A couple of other interesting facts from my fictional autism data: One third of autistic children are in neighborhoods that have a rate of autism over twice the 1 in 150 rate. And only 14% are in neighborhoods with less than the 1 in 150 rate. This probably explains why anecdotical accounts of “lots of autistic people in my neighborhood” are so common. More autistic people live in neighborhoods with more autistic people (how is that for a truism), and less autistics live in neighborhoods with less autistic people! This is the nature of the random distribution. And, in fact, we know that one third of autistic children will live in neighborhoods (assuming all neighborhoods have exactly 300 kids) with at least twice the normal rate of autism, even if chance alone can explain the distribution of autistic people.

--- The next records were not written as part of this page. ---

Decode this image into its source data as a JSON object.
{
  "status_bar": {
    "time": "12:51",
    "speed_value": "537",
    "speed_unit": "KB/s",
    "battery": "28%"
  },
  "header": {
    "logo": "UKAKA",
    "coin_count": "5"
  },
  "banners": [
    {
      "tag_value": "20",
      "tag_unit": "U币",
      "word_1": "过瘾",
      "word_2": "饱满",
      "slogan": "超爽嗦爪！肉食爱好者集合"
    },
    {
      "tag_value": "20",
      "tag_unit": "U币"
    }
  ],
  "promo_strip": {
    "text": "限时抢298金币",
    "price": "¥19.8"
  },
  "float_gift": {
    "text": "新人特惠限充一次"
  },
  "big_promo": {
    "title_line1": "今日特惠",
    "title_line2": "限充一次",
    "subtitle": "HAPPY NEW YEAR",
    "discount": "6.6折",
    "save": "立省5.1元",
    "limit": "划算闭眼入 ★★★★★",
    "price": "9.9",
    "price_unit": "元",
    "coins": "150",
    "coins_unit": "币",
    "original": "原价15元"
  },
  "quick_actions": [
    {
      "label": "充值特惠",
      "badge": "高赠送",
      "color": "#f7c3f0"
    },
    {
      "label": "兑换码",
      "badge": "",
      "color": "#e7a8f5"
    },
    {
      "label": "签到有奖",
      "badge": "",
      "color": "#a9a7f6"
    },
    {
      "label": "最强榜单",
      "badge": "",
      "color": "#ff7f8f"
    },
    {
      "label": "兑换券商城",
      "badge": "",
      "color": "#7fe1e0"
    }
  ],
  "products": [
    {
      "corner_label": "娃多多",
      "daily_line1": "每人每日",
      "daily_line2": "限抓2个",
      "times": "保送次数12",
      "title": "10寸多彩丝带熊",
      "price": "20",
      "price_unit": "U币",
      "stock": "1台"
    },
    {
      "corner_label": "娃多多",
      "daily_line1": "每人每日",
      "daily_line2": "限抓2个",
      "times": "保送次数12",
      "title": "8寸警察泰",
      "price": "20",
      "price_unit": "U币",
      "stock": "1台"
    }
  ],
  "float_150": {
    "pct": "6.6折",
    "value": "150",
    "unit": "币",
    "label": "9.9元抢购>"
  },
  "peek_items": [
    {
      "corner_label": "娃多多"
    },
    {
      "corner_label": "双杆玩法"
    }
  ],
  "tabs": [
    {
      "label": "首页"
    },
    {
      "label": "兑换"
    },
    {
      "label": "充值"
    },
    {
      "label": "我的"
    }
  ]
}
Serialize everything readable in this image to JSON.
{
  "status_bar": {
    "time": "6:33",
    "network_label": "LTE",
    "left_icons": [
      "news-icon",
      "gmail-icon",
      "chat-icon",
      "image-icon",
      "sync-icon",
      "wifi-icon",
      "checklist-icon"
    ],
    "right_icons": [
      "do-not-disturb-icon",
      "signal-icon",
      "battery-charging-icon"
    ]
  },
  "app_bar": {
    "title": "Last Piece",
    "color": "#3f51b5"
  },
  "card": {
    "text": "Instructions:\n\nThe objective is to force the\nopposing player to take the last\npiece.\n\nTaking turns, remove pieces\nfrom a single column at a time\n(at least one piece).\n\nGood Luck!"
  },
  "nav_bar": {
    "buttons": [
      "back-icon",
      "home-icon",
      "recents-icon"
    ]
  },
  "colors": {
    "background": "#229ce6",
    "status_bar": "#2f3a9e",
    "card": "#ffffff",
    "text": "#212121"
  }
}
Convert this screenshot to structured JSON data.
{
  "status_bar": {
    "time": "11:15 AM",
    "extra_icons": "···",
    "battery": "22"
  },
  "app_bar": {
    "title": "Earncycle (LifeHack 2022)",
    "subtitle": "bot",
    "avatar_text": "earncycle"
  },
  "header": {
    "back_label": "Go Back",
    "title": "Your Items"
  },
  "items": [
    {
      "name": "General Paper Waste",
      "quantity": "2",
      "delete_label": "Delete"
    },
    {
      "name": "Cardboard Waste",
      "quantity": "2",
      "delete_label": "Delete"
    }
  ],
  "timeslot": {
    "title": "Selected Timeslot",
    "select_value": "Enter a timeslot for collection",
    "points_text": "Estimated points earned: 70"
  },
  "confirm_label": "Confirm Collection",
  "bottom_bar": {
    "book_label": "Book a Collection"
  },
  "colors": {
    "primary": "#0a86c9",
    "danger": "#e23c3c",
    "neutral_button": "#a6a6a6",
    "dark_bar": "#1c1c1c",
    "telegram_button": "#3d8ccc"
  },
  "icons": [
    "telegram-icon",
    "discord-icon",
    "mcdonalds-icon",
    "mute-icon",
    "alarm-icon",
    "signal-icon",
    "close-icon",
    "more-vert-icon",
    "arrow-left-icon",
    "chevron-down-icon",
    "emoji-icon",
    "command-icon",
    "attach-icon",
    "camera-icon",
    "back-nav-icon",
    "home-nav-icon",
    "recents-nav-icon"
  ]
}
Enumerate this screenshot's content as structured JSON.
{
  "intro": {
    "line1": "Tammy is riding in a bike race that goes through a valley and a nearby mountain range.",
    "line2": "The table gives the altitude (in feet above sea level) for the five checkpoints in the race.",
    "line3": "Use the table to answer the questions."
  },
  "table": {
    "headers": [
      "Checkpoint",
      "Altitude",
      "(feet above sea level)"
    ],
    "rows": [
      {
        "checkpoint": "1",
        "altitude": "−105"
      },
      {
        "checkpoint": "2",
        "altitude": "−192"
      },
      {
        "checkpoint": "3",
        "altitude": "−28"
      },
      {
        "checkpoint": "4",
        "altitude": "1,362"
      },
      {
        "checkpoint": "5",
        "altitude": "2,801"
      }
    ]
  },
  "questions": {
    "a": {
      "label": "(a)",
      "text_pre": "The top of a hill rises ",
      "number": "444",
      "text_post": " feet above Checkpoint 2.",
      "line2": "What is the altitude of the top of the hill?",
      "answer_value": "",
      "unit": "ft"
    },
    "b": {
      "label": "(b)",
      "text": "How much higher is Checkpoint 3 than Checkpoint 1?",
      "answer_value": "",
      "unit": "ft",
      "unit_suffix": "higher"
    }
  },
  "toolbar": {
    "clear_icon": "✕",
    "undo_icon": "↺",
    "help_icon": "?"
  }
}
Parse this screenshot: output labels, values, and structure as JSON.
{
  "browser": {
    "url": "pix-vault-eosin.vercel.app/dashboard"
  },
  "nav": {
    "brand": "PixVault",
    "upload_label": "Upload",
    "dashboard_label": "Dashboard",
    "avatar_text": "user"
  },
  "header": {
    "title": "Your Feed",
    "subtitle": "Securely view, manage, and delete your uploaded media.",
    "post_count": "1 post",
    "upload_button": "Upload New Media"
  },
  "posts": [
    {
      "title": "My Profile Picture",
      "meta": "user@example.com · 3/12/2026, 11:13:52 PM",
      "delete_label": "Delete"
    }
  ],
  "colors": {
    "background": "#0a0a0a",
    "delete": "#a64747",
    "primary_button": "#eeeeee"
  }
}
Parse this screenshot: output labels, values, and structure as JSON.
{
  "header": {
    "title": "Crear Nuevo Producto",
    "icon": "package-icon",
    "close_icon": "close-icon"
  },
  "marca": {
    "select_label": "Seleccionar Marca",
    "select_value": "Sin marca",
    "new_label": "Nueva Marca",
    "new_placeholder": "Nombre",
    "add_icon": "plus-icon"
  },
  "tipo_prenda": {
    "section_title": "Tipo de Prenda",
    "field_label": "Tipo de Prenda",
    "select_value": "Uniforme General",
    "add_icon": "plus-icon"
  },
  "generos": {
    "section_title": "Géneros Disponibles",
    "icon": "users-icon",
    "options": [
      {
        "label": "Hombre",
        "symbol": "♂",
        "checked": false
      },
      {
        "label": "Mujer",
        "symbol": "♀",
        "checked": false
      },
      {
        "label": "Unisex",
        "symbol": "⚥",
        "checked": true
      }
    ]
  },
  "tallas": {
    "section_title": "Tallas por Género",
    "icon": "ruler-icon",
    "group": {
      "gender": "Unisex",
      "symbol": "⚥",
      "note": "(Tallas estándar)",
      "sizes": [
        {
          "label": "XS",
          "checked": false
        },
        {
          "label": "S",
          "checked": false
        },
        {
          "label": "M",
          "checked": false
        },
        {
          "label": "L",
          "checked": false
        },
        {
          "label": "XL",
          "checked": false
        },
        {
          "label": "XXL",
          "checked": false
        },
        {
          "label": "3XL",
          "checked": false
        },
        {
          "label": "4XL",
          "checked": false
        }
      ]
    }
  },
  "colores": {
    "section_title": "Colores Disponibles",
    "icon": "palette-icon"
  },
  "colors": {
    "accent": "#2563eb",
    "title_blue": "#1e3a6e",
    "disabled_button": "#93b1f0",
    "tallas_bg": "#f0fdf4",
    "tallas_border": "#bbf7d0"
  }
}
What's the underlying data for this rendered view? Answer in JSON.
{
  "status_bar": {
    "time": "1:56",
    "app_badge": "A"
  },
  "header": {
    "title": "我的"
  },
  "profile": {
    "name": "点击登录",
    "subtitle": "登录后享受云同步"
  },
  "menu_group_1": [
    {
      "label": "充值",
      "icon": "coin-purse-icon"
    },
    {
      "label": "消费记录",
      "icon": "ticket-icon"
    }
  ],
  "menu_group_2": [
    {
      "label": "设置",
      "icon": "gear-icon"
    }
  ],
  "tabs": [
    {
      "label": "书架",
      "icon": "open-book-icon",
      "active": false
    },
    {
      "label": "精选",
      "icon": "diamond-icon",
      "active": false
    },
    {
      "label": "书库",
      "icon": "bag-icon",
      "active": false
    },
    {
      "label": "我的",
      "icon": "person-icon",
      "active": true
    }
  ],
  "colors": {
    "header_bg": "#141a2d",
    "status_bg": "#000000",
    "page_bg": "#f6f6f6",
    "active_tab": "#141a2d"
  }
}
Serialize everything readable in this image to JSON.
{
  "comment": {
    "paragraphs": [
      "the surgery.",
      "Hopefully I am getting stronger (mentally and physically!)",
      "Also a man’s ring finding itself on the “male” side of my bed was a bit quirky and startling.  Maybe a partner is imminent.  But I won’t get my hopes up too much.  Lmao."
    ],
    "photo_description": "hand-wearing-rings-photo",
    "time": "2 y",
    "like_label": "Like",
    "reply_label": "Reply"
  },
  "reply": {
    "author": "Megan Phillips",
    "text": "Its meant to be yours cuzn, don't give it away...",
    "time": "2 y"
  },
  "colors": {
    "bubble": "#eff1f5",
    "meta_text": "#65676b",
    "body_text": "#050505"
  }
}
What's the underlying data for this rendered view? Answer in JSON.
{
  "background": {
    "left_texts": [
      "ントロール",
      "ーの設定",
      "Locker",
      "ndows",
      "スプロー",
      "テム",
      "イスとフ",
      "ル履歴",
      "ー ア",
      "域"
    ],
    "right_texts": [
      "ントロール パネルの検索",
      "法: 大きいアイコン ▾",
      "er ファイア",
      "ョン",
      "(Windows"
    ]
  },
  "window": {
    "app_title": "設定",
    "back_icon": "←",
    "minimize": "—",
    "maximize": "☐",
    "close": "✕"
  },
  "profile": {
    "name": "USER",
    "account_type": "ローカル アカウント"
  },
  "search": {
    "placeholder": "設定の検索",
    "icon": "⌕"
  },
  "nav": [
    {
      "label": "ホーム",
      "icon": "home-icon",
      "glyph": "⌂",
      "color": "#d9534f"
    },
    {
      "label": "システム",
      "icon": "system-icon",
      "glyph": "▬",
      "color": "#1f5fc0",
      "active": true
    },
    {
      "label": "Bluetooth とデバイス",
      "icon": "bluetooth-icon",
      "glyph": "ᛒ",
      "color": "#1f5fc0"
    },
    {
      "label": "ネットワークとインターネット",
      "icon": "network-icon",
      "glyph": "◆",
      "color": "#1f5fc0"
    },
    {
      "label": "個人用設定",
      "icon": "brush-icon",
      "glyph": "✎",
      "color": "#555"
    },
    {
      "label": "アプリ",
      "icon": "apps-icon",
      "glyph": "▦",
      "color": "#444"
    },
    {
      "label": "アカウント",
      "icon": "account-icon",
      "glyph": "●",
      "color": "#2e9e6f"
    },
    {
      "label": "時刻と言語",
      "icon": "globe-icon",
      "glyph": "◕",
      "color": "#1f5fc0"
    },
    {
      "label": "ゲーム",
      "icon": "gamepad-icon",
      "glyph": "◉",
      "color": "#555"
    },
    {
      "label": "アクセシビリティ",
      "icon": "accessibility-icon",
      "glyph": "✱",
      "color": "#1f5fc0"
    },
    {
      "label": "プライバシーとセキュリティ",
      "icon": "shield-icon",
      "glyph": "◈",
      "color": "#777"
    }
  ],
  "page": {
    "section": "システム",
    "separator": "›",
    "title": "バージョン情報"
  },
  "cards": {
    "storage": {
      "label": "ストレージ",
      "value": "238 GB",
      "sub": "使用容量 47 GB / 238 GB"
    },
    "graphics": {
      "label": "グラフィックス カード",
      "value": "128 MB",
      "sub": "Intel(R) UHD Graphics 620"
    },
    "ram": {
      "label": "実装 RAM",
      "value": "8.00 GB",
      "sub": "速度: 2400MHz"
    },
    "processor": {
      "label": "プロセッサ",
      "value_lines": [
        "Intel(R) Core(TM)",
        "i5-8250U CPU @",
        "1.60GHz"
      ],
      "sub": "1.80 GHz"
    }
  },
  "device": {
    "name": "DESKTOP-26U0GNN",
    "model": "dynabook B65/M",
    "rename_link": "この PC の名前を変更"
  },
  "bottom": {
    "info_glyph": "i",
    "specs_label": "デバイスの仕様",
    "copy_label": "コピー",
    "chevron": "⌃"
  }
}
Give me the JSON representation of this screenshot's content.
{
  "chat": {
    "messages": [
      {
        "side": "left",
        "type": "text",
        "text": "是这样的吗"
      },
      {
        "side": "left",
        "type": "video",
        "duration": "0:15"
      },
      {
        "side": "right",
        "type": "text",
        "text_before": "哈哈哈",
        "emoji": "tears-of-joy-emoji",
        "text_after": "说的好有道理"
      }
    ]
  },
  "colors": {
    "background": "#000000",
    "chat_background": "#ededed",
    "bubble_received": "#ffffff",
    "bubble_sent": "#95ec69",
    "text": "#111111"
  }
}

Now of course we know that autism isn’t completely random, and that there is a strong, but not complete, genetic basis to autism. But we must be very careful when looking at poorly designed studies and anecdotes when we look for that “other” causal factor of autism. Statistics, once again, are essential - and if someone doing the research can’t explain why the results couldn’t be explained by the random distribution, that person has no business publishing results, as he doesn’t have the very basic information he needs to draw any conclusion whatsoever (I’ll note that people who can do statistics, in the scientific world at least, probably also know how to use a computer program called SAS, and, even more importantly, how to interpret the results). Statistics are the key to understanding science, and most science - in particular epidemiology - absolutely requires statistics. The statistics are at least as important as going out and counting people. There’s an old saying - “There are lies, damned lies, and statistics.” Perhaps a better one would be “There is faulty research, damn faulty research, and research based on gut feeling.”